About the role

Information Security Auditor ensuring Nextiva’s compliance with global security and privacy regulations. Collaborating with teams to monitor compliance and lead audits effectively.

Responsibilities

Assess compliance of the organization to industry standards, security frameworks, and privacy regulations.
Review and update security and privacy policies and procedures to ensure consistency with new and evolving requirements.
Plan and conduct internal audits of the design and effectiveness of the organization’s security and privacy controls, policies, processes and procedures.
Document audit findings, identify and report gaps and risks in controls, and lead remediation efforts.
Support external audits by working with the auditor and internal asset, process, and control owners to gather and submit evidence for compliance.
Keep up to date with changes in security frameworks, regulatory changes, and commercial requirements that affect the organization’s compliance, including all countries where Nextiva provides, or intends to provide, service.
Work with product development teams, infrastructure, and other parts of the organization to define policies and procedures, implement remediation plans, and monitor compliance.
Effectively use available AI tools to plan and conduct audits, develop policies and procedures, and document audits.
Perform other duties to support the security and compliance of the organization as required.
Comply with organization information security policies.

Bachelor’s degree in an IT related field or equivalent experience and 4-6 years of experience in working in IT security, software development, or IT or information security audit.
Strong knowledge of IT infrastructure and networking, including data center infrastructure, cloud infrastructure (GCP and AWS), IP networking, firewalls, IDS/IPS and endpoint security tools, backup and recovery, identity and access management, application security, and SIEM tools.
Understanding of security and privacy frameworks and regulations, including SOC 2, ISO-27001, UK Cyber Essentials, NIST, NIS2, HITRUST, PCI-DSS, HIPAA, GDPR, and CPRA.
Desired certifications – one or more of the following: CISSP (Certified Information Systems Security Professional), Certified Information Security Manager (CISM), SSCP (Systems Security Certified Practitioner), CCSP (Certified Cloud Security Professional) or CompTIA Security+.
Flexibility to work extended hours and off-hours to support global project teams.

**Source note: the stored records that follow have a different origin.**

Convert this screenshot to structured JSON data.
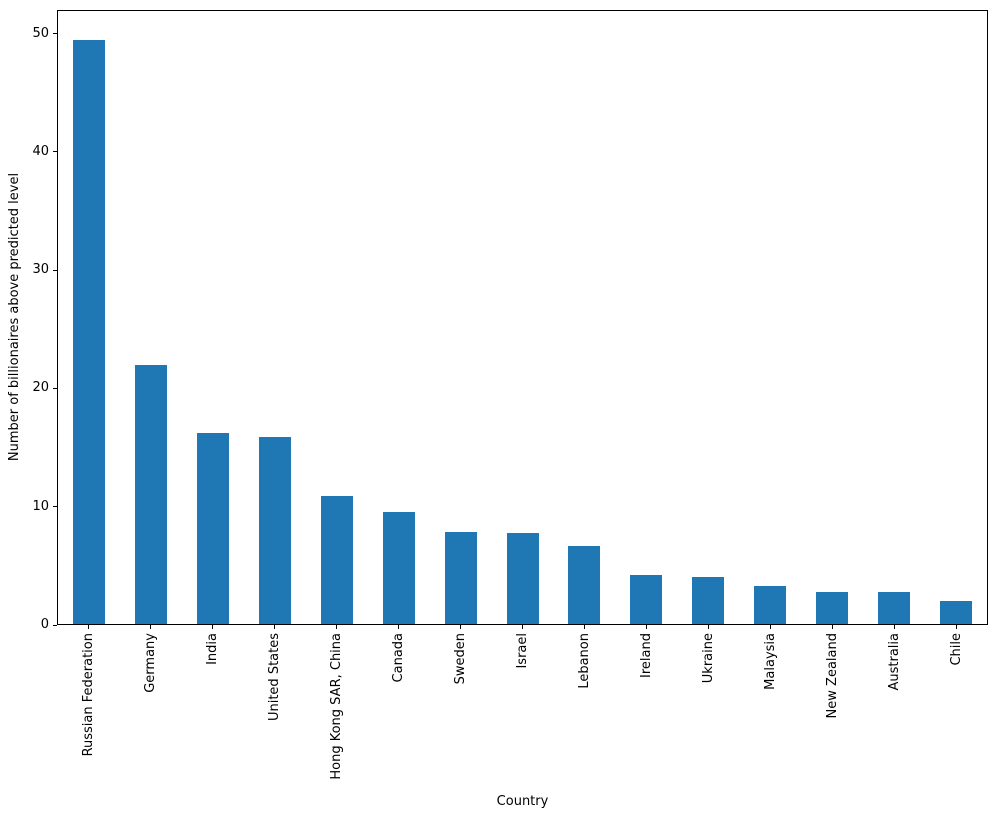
{
  "chart_data": {
    "type": "bar",
    "title": "",
    "xlabel": "Country",
    "ylabel": "Number of billionaires above predicted level",
    "categories": [
      "Russian Federation",
      "Germany",
      "India",
      "United States",
      "Hong Kong SAR, China",
      "Canada",
      "Sweden",
      "Israel",
      "Lebanon",
      "Ireland",
      "Ukraine",
      "Malaysia",
      "New Zealand",
      "Australia",
      "Chile"
    ],
    "values": [
      49.5,
      22.0,
      16.2,
      15.9,
      10.9,
      9.5,
      7.8,
      7.7,
      6.6,
      4.2,
      4.0,
      3.2,
      2.75,
      2.73,
      1.97
    ],
    "yticks": [
      0,
      10,
      20,
      30,
      40,
      50
    ],
    "ylim": [
      0,
      52
    ],
    "grid": false,
    "legend": null,
    "bar_color": "#1f77b4",
    "axis_color": "#000000",
    "background_color": "#ffffff"
  }
}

Medical - Medical insurance coverage is available for employees, their spouse, and up to two dependent children with a limit of 500,000 INR, as well as their parents or in-laws for up to 300,000 INR.
Group Term & Group Personal Accident Insurance - Provides insurance coverage against the risk of death / injury during the policy period sustained due to an accident caused by violent, visible & external means.
Work-Life Balance - 15 days of Privilege leaves per calendar year, 6 days of Paid Sick leave per calendar year, 6 days of Casual leave per calendar year. Paid 26 weeks of Maternity leaves, 1 week of Paternity leave, a day off on your Birthday, and paid holidays.
Financial Security - Provident Fund & Gratuity.
Wellness - Employee Assistance Program and comprehensive wellness initiatives.
Growth - Access to ongoing learning and development opportunities and career advancement.